Sudama, the region where starbucks company get their coffee from, experienced severe famine. The people from outside their region helped to build therapeutic feeding centre as a treatment centre to address malnutrition. This malnutrition phenomenon is resulted from lack of knowledge on public health and lack of access including economic, social, and physical access to get food in their region. Not only malnutrition, the people in Ethiopia also suffered from lack of access to basic necessities such as water, food, and housing which are crucial for determining the quality of their livelihood. Further, these Ethiopian farmers also recognized the importance of education as a key to development. Their low economic capability made it hard for them to build decent school for their children in their community. After WTO meeting in 2003, Global South who was disappointed with the result of the meeting, felt like the Global North stood up for the right of corporations instead of small farmers. This power based organizations tried to manipulate Global South with regulations that hurt smallholders for the sake of greater profit. After that, US intensified their supplies on USAID for Ethiopia. The locals were not happy with the situation because they thought that if this continue in the long term, the future generation will have beggar mindset.

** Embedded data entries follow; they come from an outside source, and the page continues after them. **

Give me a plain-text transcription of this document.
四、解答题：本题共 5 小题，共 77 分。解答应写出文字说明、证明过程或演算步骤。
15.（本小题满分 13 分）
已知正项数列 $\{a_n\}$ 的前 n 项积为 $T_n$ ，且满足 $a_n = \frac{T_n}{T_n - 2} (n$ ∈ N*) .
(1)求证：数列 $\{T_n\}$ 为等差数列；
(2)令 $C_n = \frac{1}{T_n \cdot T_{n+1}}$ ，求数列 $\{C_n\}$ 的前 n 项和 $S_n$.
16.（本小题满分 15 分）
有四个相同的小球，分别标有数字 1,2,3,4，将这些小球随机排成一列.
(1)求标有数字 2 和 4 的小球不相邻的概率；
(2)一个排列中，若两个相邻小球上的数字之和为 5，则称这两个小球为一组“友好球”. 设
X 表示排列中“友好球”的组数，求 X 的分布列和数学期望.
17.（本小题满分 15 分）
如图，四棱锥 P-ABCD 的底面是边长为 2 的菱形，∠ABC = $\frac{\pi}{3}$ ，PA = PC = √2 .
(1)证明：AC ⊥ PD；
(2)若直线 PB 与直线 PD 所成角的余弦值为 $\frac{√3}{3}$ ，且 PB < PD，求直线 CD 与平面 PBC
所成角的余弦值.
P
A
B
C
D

This case of Ethiopia is the perfect example on how AID created dependency among the receiving countries. Many of them didn’t feel like they have the capability to stand on their own feed anymore to provide for their families. This dependency will continue if the Ethiopian farmers were not given the right knowledge and platform to develop their own skills to compete in the global market. This can be done through school for farmers such as Farmer Field School and building local organization to provide farmers with necessary equipment and skills to increase their capability. Lastly, as a consumer, choose to buy Fair Trade Coffee. When we choose to buy Fair Trade, we are casting a vote for the ethical treatments of the laborers around the world who are responsible for our daily coffee fix!